The putative 98/99 year lease granted in 1802 [thus expiring in 1900/01] is inconsistent with lease expiry date of 29th September 1897 that is cited in The Law Reports: Chancery Division….., Volume 2 reproduced at the foot of the page. Hopefully the deed itself or the Bedford Estate deeds ledger has survived.

It is far more likely that the lease was granted 1798 prior to Bedford House being torn down and the demolition was a part of James Burton’s bargain with the Bedford Estate intertwined as it was with the bargain between the Bedford Estate and the Founding Hospital with respect to land swaps to allow boundary alignments leading to sensible sized plots to develop.

The Russell Institution
Extract from, St Pancras Past and Present, Frederick Miller, London, 1874 Pp 183-9. Google Books.

 

The demise of the Russell Insitution

Webber’s Directory lists the Russell Institution in 1897. This is contrary to most authorities who suggest that it had disappeared by 1891 as it was not in the Post Office [Kellys] directory – this is a categorically erroneous supposition as is made clear below.

However, we can be quite certain of the final date of the dissolution of the Russel Institution as it as the subject of a test case, under the Literary and Scientific Institutions Act 1854 Section 30,  to determine the distribution of assets when such and institution was dissolved. There is a report of the proceedings in The Times Law Reports.

Times Law Reports Vol 14
Times Law Reports, Volume 14 edited by William Frederick Barry. Pages 406 & 7 concerning the dissolution of the Russell Institution.
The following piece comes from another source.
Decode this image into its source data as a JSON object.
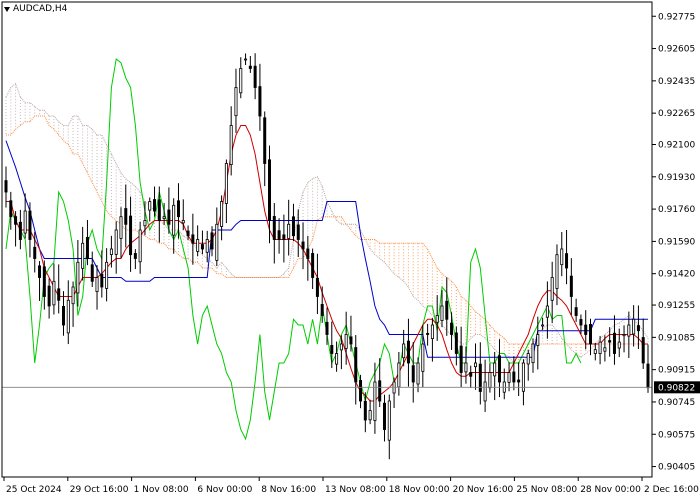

There is also a fuller report in The Law Reports: Chancery Division….., Volume 2, which makes it clear that the demise of the Russell Insuttion was to do with the ending of the 98 year lease granted to James Burton and [presumably] reassigned to the Russell Institution. Which states

The Law Reports: Chancery Division….., Volume 2, 1898, Pages 72-82.

Both of these reports state, perhaps erroneously, that the 200 shares had been given to the Duke of Bedford in respect of the lease. Hopefully the lease documents will come to light and settle the matter.

We had hoped that the fate of the Russell Institution’s library might give a clue to where its records ended up. Of the five volumes that we have found on the second hand market with the Russell Institution stamp on them none of them have any other institutional markings at all. This suggests that the collection was sold off piecemeal or given to the shareholders in lieu of payment. So this has proved, so far, a research dead end.

The Russell Rooms / Russell Institution occupied 55 Great Coram Street [now Herbrand Street] at the junction with Little Coram Street. This site is now occupied by Witley Court, a block of flats.


¹ We are trying to track down any records of the lease that may be extant in the Duke of Bedford’s archives – although it is quite puzzling that it is stated a Duke of Bedford as Coram Street was clearly on the lands of  The Foundling Hospital – which should be pretty clear from the name as Thomas Coram was it’s founder – the answer may well be in The Foundling Hospital’s archives held at LMA likely A/FH/A/16/017/001 which is the agreement between James Burton and The Foundling Hospital or A/FH/A/16/015/002 which is the index for the actual leases granted. It could well be that. There is another explanation in that The Foundling Hospital could not sell lands and only exchange them so it is possible that this parcel of lands was exchanged with The Duke of Bedford.